Rename this sprite game object to Triple_Shot_PowerUp, and place it into the Prefabs folder making this a prefab. Now create a new C# script name PowerUps, attach it to the Triple Shot PowerUp prefab, and open it.
Before we write code for our powerup, I want to show some of the features that can be used with the Unity Physics engine through the Rigidbody properties.
First, we’re going to set the Mass on the Triple Shot PowerUp to 2 and Gravity Scale to 1. This will make it heavier than the Enemy ships which are set to 1, and drop the powerup onto the Enemy with gravity applied. Second, turn off Is Trigger on both of theirs Box Colliders as we want the 2 objects to collide and not go through each other. Third, press Play and watch the Triple Shot PowerUp knock the Enemy object into a rotation offscreen.

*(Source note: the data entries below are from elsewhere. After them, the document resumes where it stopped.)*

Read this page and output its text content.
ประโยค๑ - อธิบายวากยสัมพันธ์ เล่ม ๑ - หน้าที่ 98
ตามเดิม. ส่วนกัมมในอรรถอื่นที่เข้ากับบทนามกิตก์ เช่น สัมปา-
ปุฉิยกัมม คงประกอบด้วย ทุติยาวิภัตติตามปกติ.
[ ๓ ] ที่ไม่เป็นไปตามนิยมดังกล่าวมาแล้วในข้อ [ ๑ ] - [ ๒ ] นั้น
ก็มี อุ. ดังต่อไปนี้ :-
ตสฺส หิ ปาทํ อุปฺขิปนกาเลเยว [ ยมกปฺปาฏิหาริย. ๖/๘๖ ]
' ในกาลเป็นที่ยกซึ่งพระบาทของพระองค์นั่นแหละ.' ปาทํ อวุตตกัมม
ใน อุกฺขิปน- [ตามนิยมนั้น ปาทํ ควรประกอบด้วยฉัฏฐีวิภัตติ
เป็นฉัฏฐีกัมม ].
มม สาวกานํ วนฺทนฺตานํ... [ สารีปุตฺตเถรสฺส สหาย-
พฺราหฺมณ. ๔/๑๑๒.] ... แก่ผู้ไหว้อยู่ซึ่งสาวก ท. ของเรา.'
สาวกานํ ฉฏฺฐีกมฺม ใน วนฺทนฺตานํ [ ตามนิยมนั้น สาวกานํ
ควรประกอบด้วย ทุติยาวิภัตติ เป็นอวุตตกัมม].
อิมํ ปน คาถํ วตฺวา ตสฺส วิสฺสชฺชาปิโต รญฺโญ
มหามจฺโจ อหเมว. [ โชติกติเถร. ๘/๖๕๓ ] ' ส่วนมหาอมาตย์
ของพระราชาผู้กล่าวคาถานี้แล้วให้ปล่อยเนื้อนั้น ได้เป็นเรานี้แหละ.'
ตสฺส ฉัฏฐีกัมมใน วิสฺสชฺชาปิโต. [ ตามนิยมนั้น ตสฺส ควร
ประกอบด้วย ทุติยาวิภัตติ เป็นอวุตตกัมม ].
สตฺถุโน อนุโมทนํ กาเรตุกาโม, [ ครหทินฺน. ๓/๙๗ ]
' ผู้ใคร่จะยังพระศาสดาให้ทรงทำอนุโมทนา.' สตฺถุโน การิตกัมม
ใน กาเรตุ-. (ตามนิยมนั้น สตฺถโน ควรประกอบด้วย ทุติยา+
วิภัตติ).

If we want it to stop rotating, using the Constraints properties turn on the Freeze Rotation on the Z-axis. It has an Angular Drag preset to 0.05 that will effect its rotational movement, but let’s set the Linear Drag to 0.05 as well to effect its positional movement. Notice that the Enemy ship’s motion has slowed down because of the damping effects from the values assigned. The higher the values, the more the object will slow down even with Gravity applied. If you set the Drags to zero, there will be no damping applied.
We will use the default Dynamic Body Type which is designed to move under simulation with a full set of properties available to it such as finite mass and drag which is also affected by gravity and forces. A Dynamic body will collide with every other body type and is the most interactive of the body types. This is the default body type for a Rigidbody because it is the most common body type for things that need to move, and is the most expensive performance of the body types. Collision Detection’s default is set to Discrete which allow game objects with Rigidbody 2D and Collider 2D to overlap or pass through each other during a physics update if they are moving fast enough. Kinematic Body Type is designed to move under simulation as well, but only under very explicit user control. While a Dynamic Rigidbodies are affected by gravity and forces, Kinematic Rigidbodies aren’t. For this reason, it’s fast and has a lower demand on system resources than a Dynamic Rigidbody. Kinematic Rigidbodies can still move using its velocity, but the velocity will not be affected by forces or gravity. A Static Rigidbody is designed to not move under simulation at all. If anything collides with it, a Static Rigidbody behaves like an immovable object as though it has infinite mass.
These Rigidbody properties are great to use without having to code and get great effects added onto your game objects from Unity’s Physics system. If you do decide to use code for your physics movements, it’s highly recommended to use the properties and methods assigned to the Rigidbody component. We will be using the preset property values assigned to a Rigidbody component with the Enemies and PowerUp. As we’re keeping these game objects movements simple for now, we can use simple code to control the objects movements.